YPG'ye silah verilmeyeceğini" tekrarlıyor. Emekli general McMaster, bir asker olarak, YPG ile kurulan ortaklığın risklerini, orta-uzun vadeli sonuçlarını tabii ki görüyor.
Önümüzdeki hafta Ankara'da olması beklenen ABD Dışişleri Bakanı
Rex Tillerson ise bir işadamı. Kazanç ve kayıp dengesini hesap edecek kadar maharetli.
O da -kendi tabiri ile- "
Bölgede işbirliği yaptıkları aktörlerle (!) birlikte"
Türkiye'ye, '
güvenli bölge' önerisi getirmeyi
denedi. Hatta "
Gerekirse Menbiç'ten askerlerimizi çekeriz" diyecek kadar açık
konuştu. Sonradan altı doldurulmayan o
önerinin, Türkiye'yi terör örgütünden korumaktan
ziyade, YPG'yi Türkiye'den koruma
(!) amacına hizmet edeceği düşünüldü. Nitekim ABD'nin 1990'lardaki Çekiç Güç Operasyonu da Irak'ın kuzeyinde ayrı bir devlet oluşumunun tohumlarını ekti. Bakmayın siz, Birleşik Devletlerin, sözde bağımsızlık ilan eden Barzani yönetimini açığa düşürmesine. Washington'ın yörüngesinden çıkmanın bedelini ödediği gibi ABD henüz kuzey Suriye'deki projesini de tamamlamış değildi!
***
Gerek McMaster gerekse Tillerson'ın Türkiye ziyaretlerinde masaya ne sunacakları hakikaten mühim. ABD'nin stratejik işlere, günlük bakmadığı dikkate alındığında, "

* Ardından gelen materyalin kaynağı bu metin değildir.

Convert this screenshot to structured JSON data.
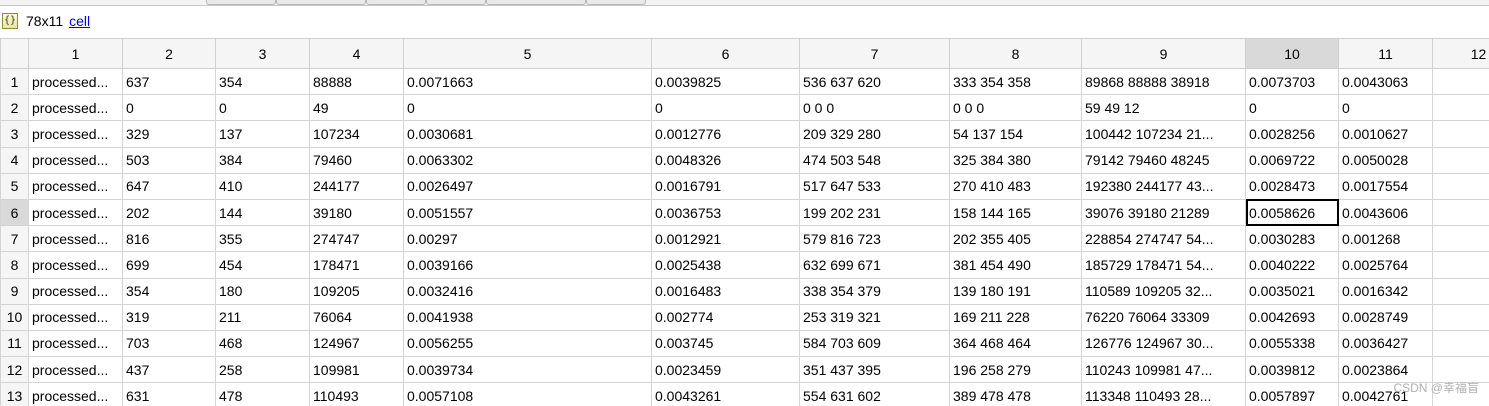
{
  "info": {
    "icon": "cell-array-icon",
    "icon_glyph": "{}",
    "dimensions": "78x11",
    "type": "cell"
  },
  "columns": [
    "1",
    "2",
    "3",
    "4",
    "5",
    "6",
    "7",
    "8",
    "9",
    "10",
    "11",
    "12"
  ],
  "selected_column": "10",
  "selected_row": "6",
  "rows": [
    {
      "n": "1",
      "cells": [
        "processed...",
        "637",
        "354",
        "88888",
        "0.0071663",
        "0.0039825",
        "536  637  620",
        "333  354  358",
        "89868  88888  38918",
        "0.0073703",
        "0.0043063",
        ""
      ]
    },
    {
      "n": "2",
      "cells": [
        "processed...",
        "0",
        "0",
        "49",
        "0",
        "0",
        "0  0  0",
        "0  0  0",
        "59  49  12",
        "0",
        "0",
        ""
      ]
    },
    {
      "n": "3",
      "cells": [
        "processed...",
        "329",
        "137",
        "107234",
        "0.0030681",
        "0.0012776",
        "209  329  280",
        "54  137  154",
        "100442  107234  21...",
        "0.0028256",
        "0.0010627",
        ""
      ]
    },
    {
      "n": "4",
      "cells": [
        "processed...",
        "503",
        "384",
        "79460",
        "0.0063302",
        "0.0048326",
        "474  503  548",
        "325  384  380",
        "79142  79460  48245",
        "0.0069722",
        "0.0050028",
        ""
      ]
    },
    {
      "n": "5",
      "cells": [
        "processed...",
        "647",
        "410",
        "244177",
        "0.0026497",
        "0.0016791",
        "517  647  533",
        "270  410  483",
        "192380  244177  43...",
        "0.0028473",
        "0.0017554",
        ""
      ]
    },
    {
      "n": "6",
      "cells": [
        "processed...",
        "202",
        "144",
        "39180",
        "0.0051557",
        "0.0036753",
        "199  202  231",
        "158  144  165",
        "39076  39180  21289",
        "0.0058626",
        "0.0043606",
        ""
      ]
    },
    {
      "n": "7",
      "cells": [
        "processed...",
        "816",
        "355",
        "274747",
        "0.00297",
        "0.0012921",
        "579  816  723",
        "202  355  405",
        "228854  274747  54...",
        "0.0030283",
        "0.001268",
        ""
      ]
    },
    {
      "n": "8",
      "cells": [
        "processed...",
        "699",
        "454",
        "178471",
        "0.0039166",
        "0.0025438",
        "632  699  671",
        "381  454  490",
        "185729  178471  54...",
        "0.0040222",
        "0.0025764",
        ""
      ]
    },
    {
      "n": "9",
      "cells": [
        "processed...",
        "354",
        "180",
        "109205",
        "0.0032416",
        "0.0016483",
        "338  354  379",
        "139  180  191",
        "110589  109205  32...",
        "0.0035021",
        "0.0016342",
        ""
      ]
    },
    {
      "n": "10",
      "cells": [
        "processed...",
        "319",
        "211",
        "76064",
        "0.0041938",
        "0.002774",
        "253  319  321",
        "169  211  228",
        "76220  76064  33309",
        "0.0042693",
        "0.0028749",
        ""
      ]
    },
    {
      "n": "11",
      "cells": [
        "processed...",
        "703",
        "468",
        "124967",
        "0.0056255",
        "0.003745",
        "584  703  609",
        "364  468  464",
        "126776  124967  30...",
        "0.0055338",
        "0.0036427",
        ""
      ]
    },
    {
      "n": "12",
      "cells": [
        "processed...",
        "437",
        "258",
        "109981",
        "0.0039734",
        "0.0023459",
        "351  437  395",
        "196  258  279",
        "110243  109981  47...",
        "0.0039812",
        "0.0023864",
        ""
      ]
    },
    {
      "n": "13",
      "cells": [
        "processed...",
        "631",
        "478",
        "110493",
        "0.0057108",
        "0.0043261",
        "554  631  602",
        "389  478  478",
        "113348  110493  28...",
        "0.0057897",
        "0.0042761",
        ""
      ]
    }
  ],
  "watermark": "CSDN @幸福盲"
}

diplomatik güç gösterisi ve ikna denemesi eşliğinde, askeri formüller dışında siyasi seçenekler de içeren hamleler yapacağını söylemek kehanet olmaz." Hem Türkiye'yi kaybetmemek hem de terör örgütü YPG'yi geri plana atarak SDG'yi veya bir başka isim altında toplanacak silahlı Kürt grupları siyasallaştırarak, makul figür (!) gibi Ankara'nın karşısına çıkarmak ihtimal dahilinde.
Sen bir
NATO ülkesi (ABD) olarak, en yakın NATO müttefikinin (Türkiye) sınırlarına bir terör örgütünü yerleştireceksin ve buna razı olmasını bekleyeceksin. Bu, imkânsızı istemekle eş anlamlı. Ankara gayet iyi biliyor ki gün, Türkiye'ye rağmen Türkiye sınırlarının dibinde harita değişikliklerine karşı çıkma günüdür. Kurulması istenen her uydu devlet, bu bölgede etnik ve mezhebi çatışmaları yıllarca sürdüreceği gibi Türkiye'yi, Türkiye'nin ardından İran ve hatta Çin'in bile üniter yapısını tehdit edecek.
Ve son husus... Fırat'ın doğusundaki bölgede Suriye
petrol kaynaklarının yüzde 42'si bulunuyor. YPG terör örgütü, ABD gözetiminde Suriye petrolünün yarısını kontrol altında tutuyor ve şu anda ticaretini yapıyor. Mücadele bir manada da Suriye petrol ve gaz rezervinin şimdilik 150 milyar dolarlık bölümünde dönüyor!